AOL’s Northern Virginia presence continues to shrink, as the one-time internet pioneer prepares to lay off more than 100 employees in the coming months.
A total of 108 workers who work at or receive assignments from the company’s office at 11955 Democracy Drive in Reston Town Center will be laid off between now and May 31, according to notifications sent to the Virginia Department of Workforce Advancement and Development and Fairfax County Board of Supervisors Chairman Jeff McKay on Feb. 17.
As first reported by the Washington Business Journal, the permanent layoffs will be implemented in two phases, with approximately 94 workers being let go on March 1 and another 14 on May 31.
“All affected employees have been notified of their separation dates and that their separation from employment will be permanent,” the notices said, adding that more “employment losses” might occur in the future.
The layoffs at AOL follow the completion of its sale from Yahoo to the Italian technology company Bending Spoons. Announced in October, the deal was finalized on Jan. 2, a Bending Spoons spokesperson told FFXnow.
Based in Milan, Italy, Bending Spoons focuses on buying up existing digital businesses, with AOL, the video platform Vimeo and Eventbrite among its highest-profile targets so far.
The Bending Spoons spokesperson confirmed that layoffs at AOL were announced on Feb. 17, but declined to share additional details “to respect the privacy of those departing.”
“This decision wasn’t taken lightly, and follows a thorough review of the organization to determine how AOL can best operate as part of Bending Spoons,” the spokesperson said.
While Bending Spoons didn’t address how many employees will remain at AOL’s Reston office after the layoffs, the spokesperson said the company has “ambitious plans” to set the company up for future growth:
In our experience operating digital businesses such as Evernote, Meetup, and WeTransfer, reducing organizational complexity leads to faster and more efficient product development. We’re confident that this leaner organization will set AOL up to meet the needs of its loyal customer base with greater focus and agility.
Those impacted by the layoff have been offered a separation package exceeding industry standards, designed to provide substantial support during the transition. To respect the privacy of those departing, we cannot provide additional details at this time.
Going forward, we remain committed to growing AOL by leveraging the expertise of the team and the resources of the broader Bending Spoons platform. We have ambitious plans to strengthen AOL’s reliability, enhance the user experience, and continue improving the offering to better serve our customers.
Though its signature dial-up service was discontinued last September, AOL still operates as a web browser and email provider with around 8 million daily users, Bending Spoons said when announcing its acquisition.
The company originally known as America Online expanded rapidly in the 1990s, its workforce growing from about 450 people at its headquarters on Westwood Center Drive in Tysons in 1994 to approximately 3,500 people across the country just two years later, according to archived Washington Post reports.
With 1,100 Northern Virginia-based employees spread across three office buildings in Tysons and one in Reston, the company announced in 1996 that it would relocate the Tysons headquarters to a new campus in Ashburn, setting the stage for Loudoun County to become the world’s data center capital.
At its peak in 2004, the Ashburn campus hosted 5,300 workers, Inside NoVA reported in 2023, as the vacated buildings were being demolished.
The emergence of broadband as the dominant technology for accessing the internet, along with a calamitous merger with Time Warner, hastened AOL’s slide from relevancy.
Upon moving their headquarters to New York City in 2007, company leaders said they were committed to maintaining a presence in Loudoun, but AOL steadily sold off pieces of the Dulles Technology Center property in subsequent years.
The final 43-acre piece was acquired in 2022 by Tysons-based developer American Real Estate Partners and investor Harrison Street, which are turning the site into more data centers.
AOL sold its Reston property at 12100 Sunrise Valley Drive for $45 million in 2007 to CRG West, a data center developer previously affiliated with the private equity firm The Carlyle Group before morphing into CoreSite Realty, according to a 2010 report to the Securities and Exchange Commission.
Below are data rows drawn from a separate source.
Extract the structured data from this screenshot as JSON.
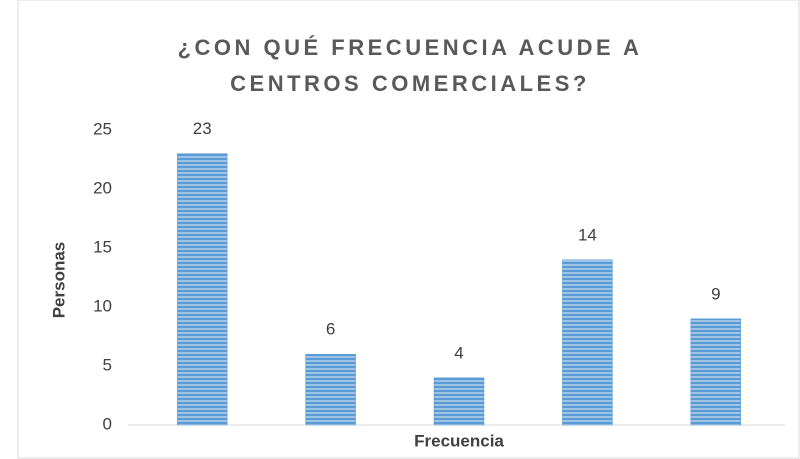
{
  "chart_data": {
    "type": "bar",
    "title": "¿CON QUÉ FRECUENCIA ACUDE A CENTROS COMERCIALES?",
    "x_label": "Frecuencia",
    "y_label": "Personas",
    "categories": [
      null,
      null,
      null,
      null,
      null
    ],
    "values": [
      23,
      6,
      4,
      14,
      9
    ],
    "color": "#5b9bd5",
    "ylim": [
      0,
      25
    ],
    "yticks": [
      0,
      5,
      10,
      15,
      20,
      25
    ],
    "grid": false
  }
}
CoreSite opened its first data center on the former AOL site in 2008 and received Fairfax County’s approval a decade later for an expansion to the former Sunrise Technology Park offices on the south side of Sunrise Valley Drive. A site plan for the next phase of the expansion, which will deliver 943,600 square feet of data center space at full buildout, is under county review.
Virginia’s workforce department also received notice last week that JCPenney will lay off 74 workers in May when it closes its longstanding store at Springfield Town Center.